Optimized mass parameters and MRM transitions for albendazole, albendazole sulfoxide and their internal standards.

Analytes	Quadrupole 1 mass (amu)	Quadrupole 2 mass (amu)	Dwell time (ms)	Declustering potential (V)	Entrance potential (V)	Collision energy (eV)	Collision cell exit potential (V)
Albendazole	266.1	234.1	200	70.00	10.00	27.00	16.00
Albendazole sulfoxide	282.1	240.0	200	85.00	10.00	18.00	17.00
Albendazole-d3	269.1	234.1	200	70.00	10.00	27.00	16.00
Albendazole sulfoxide-d5	287.1	241.1	200	80.00	10.00	18.00	15.00

Calibration standards and quality control samples

Stock solutions of ABZ (0.2 mg/mL) and ABZSO (1.0 mg/mL) were prepared by dissolving accurately weighed amounts in methanol. Calibration standards (CSs) and quality control (QC) samples were made by spiking blank plasma with appropriate volumes of working solutions prepared from intermediate stock solutions for both the analytes. The final CS concentrations were 0.200, 0.400, 1.20, 5.00, 10.00, 20.0, 30.0, 42.5 and 50.0 ng/mL for ABZ; 3.00, 6.00, 18.0, 60.0, 120, 240, 360, 510 and 600 ng/mL for ABZSO, respectively. The QC samples were prepared at five levels, i.e., 0.200/3.00 ng/mL (lower limit of quantification quality control (LLOQ QC)), 0.600/9.00 ng/mL (low quality control (LQC)), 6.50/78.0 ng/mL (medium quality control-1 (MQC-1)) , 16.0/192 ng/mL (medium quality control-2 (MQC-2)) and 40.0/480 ng/mL (high quality control (HQC)) for ABZ/ABZSO, respectively.

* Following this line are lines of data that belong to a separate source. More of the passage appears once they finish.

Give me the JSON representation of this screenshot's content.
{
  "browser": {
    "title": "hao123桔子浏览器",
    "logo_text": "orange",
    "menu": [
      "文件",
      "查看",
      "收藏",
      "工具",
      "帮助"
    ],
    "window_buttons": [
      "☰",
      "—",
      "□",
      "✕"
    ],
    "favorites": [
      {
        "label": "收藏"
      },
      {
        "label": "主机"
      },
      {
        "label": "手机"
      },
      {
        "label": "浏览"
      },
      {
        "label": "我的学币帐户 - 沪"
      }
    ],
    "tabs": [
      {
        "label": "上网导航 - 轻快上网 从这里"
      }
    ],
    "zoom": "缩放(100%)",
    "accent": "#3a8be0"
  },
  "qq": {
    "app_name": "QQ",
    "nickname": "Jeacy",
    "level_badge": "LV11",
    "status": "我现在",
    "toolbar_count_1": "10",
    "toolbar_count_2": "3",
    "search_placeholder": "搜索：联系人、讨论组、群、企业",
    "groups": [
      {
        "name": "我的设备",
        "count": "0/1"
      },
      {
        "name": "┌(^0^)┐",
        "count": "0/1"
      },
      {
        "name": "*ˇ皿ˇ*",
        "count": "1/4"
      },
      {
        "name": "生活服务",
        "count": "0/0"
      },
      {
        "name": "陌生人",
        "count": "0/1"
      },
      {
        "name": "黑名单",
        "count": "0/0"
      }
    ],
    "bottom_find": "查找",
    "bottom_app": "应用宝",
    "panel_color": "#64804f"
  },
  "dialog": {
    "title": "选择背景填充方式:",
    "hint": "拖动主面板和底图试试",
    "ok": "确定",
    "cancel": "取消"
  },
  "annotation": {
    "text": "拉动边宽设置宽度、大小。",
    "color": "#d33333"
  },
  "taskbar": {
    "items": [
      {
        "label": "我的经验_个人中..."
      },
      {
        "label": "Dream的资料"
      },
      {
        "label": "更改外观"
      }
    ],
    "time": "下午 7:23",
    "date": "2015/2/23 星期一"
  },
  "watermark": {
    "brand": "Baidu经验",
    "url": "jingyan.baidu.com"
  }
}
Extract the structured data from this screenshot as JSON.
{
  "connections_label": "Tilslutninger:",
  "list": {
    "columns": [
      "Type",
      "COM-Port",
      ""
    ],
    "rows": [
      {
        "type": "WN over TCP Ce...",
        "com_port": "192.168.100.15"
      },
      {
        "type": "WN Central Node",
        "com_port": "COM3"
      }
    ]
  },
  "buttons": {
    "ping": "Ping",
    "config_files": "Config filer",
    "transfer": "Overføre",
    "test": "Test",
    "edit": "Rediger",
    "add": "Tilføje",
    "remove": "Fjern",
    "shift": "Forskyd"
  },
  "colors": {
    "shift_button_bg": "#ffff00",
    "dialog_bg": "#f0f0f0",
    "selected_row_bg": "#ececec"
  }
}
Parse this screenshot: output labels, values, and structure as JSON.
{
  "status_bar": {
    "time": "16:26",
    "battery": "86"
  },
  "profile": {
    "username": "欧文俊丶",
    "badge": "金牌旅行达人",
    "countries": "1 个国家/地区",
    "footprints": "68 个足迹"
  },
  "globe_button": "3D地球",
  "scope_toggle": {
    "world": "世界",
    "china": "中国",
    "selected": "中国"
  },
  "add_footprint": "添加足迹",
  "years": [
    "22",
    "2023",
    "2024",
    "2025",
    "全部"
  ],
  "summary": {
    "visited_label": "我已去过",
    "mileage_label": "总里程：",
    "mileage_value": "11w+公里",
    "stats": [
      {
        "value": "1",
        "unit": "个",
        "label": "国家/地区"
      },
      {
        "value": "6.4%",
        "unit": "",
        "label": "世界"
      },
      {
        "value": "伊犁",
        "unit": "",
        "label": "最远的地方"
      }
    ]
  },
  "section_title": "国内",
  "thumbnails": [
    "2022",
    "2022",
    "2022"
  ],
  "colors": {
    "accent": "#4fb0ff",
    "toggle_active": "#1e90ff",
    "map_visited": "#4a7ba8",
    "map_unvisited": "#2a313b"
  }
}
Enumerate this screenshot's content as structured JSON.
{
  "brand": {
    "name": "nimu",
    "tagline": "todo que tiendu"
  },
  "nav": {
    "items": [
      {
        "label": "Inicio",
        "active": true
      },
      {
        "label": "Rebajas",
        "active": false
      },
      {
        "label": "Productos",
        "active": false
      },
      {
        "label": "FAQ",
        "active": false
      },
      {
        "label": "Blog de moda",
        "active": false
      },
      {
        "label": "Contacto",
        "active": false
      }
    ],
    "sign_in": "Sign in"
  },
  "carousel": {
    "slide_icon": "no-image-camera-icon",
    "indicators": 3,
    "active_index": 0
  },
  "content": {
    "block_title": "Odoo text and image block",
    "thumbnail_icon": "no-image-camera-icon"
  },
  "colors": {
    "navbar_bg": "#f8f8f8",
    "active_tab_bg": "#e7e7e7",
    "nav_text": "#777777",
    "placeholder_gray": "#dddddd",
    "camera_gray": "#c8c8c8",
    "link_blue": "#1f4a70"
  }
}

Separate stock solutions (20.0 µg/mL for ABZ-d3 and 100.0 µg/mL for ABZSO-d5) of ISs were prepared by dissolving accurately weighed amounts in methanol. Their combined working solution (ABZ-d3: 10.00 ng/mL and ABZSO-d5: 500 ng/mL) was prepared from their stock solutions in methanol:water (60:40, v/v). Standard stock and working solutions used for spiking were stored at 2–8 °C until use, while CSs and QC samples in plasma were kept at −70 °C.

Extraction procedure

Prior to extraction, all frozen subject samples, CSs and QC samples were thawed and allowed to equilibrate at room temperature. An aliquot of 100 µL of spiked plasma sample/ subject sample was fortified with 25 µL of combined working solution of ISs and vortexed for 10 s. Further, 100 µL of 2 mM AA solution in water was added, vortexed for another 60 s and centrifuged at 13148 g for 5 min at 10 °C. Extraction of analytes and ISs was performed on Phenomenex Strata™-X (30 mg/mL) cartridges which were pre-treated sequentially with 1.0 mL of methanol (MeOH) and 1.0 mL of water. The plasma matrix was drained from the cartridges by applying positive nitrogen pressure. The cartridges were washed twice with 1.0 mL of 10% (v/v) MeOH in water, and the analytes and ISs were eluted with 1 mL of mobile phase. The samples were briefly vortexed and 2 µL of the eluent was used for injection into the chromatographic system.

Validation procedures

The validation of the method was in accordance with the United States Food and Drug Administration (USFDA) guidelines [25] and was performed as discussed in our previous report [26]. The detailed procedures and their acceptance criteria are briefed in Supplementary material.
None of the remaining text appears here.